Rees-Mogg, European Research Group leader Mark Francois and various other wingnuts are screaming “betrayal”. They’re screaming it at Kemi Badenoch specifically, who suddenly wants to take a more “pragmatic” approach to breaking with EU regulations and, she said, “do what is right”.

Both she and Sunak really do seem to think that a pragmatic approach to Brexit is going to pay dividends. It seems unlikely. The whole of British politics – Tory and Labour – are still entirely trapped in a world of purest make believe, in which they have to pretend that Brexit isn’t already massively economically damaging and isn’t only going to get worse.

It is highly questionable whether there is a single voter in the entire country who cares whether various EU regulations are scrapped by the end of 2023 deadline or after.

Jacob Rees-Mogg still seems to think such regulations are holding the country back from making the most of the opportunities of Brexit. But he was the Brexit opportunities minister for almost two years and, by his own admission, the only opportunity he found (despite regularly asking readers of The Sun newspaper to write in with them) was the chance to purchase high-powered South Korean vacuum cleaners – but only if South Korea could be bothered to sell them to us. Which, at the moment, they can’t.

It’s not merely that all these highly tedious and increasingly unhinged infighting damages the party’s reputation. There are precious few people that care about that anymore. But the country’s reputation continues to nosedive.
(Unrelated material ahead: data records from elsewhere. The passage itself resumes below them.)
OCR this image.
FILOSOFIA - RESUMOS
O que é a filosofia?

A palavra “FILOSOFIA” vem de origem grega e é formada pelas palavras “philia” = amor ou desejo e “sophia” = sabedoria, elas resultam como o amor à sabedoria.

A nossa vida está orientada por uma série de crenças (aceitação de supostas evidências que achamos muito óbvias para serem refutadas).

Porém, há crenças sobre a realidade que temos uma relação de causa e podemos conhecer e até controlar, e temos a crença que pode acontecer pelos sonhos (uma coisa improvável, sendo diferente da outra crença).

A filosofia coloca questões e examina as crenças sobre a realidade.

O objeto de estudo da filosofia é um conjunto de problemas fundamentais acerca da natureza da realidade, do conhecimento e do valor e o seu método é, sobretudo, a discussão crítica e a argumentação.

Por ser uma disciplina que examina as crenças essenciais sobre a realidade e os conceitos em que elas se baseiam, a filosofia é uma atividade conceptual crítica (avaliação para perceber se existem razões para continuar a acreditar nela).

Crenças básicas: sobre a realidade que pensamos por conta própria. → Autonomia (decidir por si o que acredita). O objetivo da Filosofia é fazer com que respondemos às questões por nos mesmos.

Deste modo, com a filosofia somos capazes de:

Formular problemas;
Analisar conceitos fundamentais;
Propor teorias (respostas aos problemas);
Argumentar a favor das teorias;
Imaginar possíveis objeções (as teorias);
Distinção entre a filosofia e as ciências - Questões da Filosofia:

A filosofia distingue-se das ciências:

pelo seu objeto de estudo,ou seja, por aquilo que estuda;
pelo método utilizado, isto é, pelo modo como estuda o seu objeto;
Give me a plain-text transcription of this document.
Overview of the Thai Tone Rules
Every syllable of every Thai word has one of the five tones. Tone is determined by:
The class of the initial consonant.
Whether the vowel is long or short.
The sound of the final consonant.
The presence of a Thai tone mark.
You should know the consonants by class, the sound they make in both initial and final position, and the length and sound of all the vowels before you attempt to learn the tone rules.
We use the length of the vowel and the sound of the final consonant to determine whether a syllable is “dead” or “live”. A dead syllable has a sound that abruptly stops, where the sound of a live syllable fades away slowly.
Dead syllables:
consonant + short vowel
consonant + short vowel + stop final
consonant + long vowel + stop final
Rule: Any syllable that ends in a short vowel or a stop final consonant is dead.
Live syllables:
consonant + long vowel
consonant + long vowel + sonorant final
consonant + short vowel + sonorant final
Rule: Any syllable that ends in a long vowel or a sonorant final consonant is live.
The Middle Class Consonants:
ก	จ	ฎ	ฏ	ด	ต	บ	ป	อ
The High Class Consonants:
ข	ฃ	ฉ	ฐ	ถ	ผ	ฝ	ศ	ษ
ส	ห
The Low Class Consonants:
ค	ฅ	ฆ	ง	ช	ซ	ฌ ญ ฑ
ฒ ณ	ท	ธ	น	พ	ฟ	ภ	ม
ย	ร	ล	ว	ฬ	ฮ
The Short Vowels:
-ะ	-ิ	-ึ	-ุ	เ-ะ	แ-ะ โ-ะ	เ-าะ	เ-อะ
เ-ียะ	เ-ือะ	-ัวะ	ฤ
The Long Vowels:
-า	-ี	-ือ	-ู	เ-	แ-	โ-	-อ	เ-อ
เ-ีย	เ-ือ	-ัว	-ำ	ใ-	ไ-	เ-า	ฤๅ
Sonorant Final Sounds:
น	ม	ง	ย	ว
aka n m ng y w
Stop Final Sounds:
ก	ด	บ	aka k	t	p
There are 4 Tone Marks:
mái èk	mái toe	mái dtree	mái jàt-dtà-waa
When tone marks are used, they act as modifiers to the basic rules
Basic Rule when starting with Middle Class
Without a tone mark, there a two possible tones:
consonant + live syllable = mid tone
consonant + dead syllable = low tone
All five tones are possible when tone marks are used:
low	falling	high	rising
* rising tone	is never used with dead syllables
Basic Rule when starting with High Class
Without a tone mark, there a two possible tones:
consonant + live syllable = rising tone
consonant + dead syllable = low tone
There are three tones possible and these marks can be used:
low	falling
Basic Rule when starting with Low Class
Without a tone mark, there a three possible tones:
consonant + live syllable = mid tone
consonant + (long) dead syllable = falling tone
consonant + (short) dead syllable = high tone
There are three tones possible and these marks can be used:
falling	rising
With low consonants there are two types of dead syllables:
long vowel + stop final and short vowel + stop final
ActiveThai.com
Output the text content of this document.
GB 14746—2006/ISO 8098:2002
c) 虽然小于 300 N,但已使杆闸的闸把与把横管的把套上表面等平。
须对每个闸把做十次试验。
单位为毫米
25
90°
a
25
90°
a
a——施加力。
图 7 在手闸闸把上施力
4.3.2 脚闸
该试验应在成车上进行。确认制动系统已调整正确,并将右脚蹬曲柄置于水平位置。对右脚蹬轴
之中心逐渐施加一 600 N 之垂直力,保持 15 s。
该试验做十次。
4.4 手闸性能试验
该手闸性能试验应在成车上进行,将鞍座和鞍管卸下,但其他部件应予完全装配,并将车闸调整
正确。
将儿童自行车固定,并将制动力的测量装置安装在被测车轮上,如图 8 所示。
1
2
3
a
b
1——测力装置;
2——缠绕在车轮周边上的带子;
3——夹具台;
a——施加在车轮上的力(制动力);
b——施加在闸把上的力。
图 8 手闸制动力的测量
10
Today, various Tories (and indeed non-Tories) seem furious that President Biden has said he only visited Northern Ireland last month “to make sure the Brits didn’t screw around and Northern Ireland didn’t walk away from their commitments”.

There have been angry condemnations: from the prime minister’s spokesperson, from various Tory Northern Ireland secretaries for his apparently “regrettable language”.

Let’s have some perspective. They were off-the-cuff remarks from an octogenarian President. Not, taking one example, the carefully selected language of highly qualified lawyer Brandon Lewis, who infamously stood at the despatch box and announced new legislation for the Northern Ireland protocol which he said “breaks international law in a specific and limited way”.

Not the former Downing Street senior adviser Dominic Cummings breezily admitting that the UK government “always intended to ditch the NI protocol”.

And yet Conservatives still imagine themselves justified in claiming offence that a US President has had the temerity to notice such skullduggery and describe it honestly.

The consequences for deliberately and recklessly untrustworthy behaviour is immense reputational damage on the international stage, and that lives longer than a change of leadership.

And one suspects Sunak is about to find out that you can’t placate the unhinged with pragmatism.

There can be no Brexit “pragamatism” which doesn’t ultimately lead to admitting the obvious: that it was a mistake. That there are no upsides, not economically anyway – and nor will there ever be.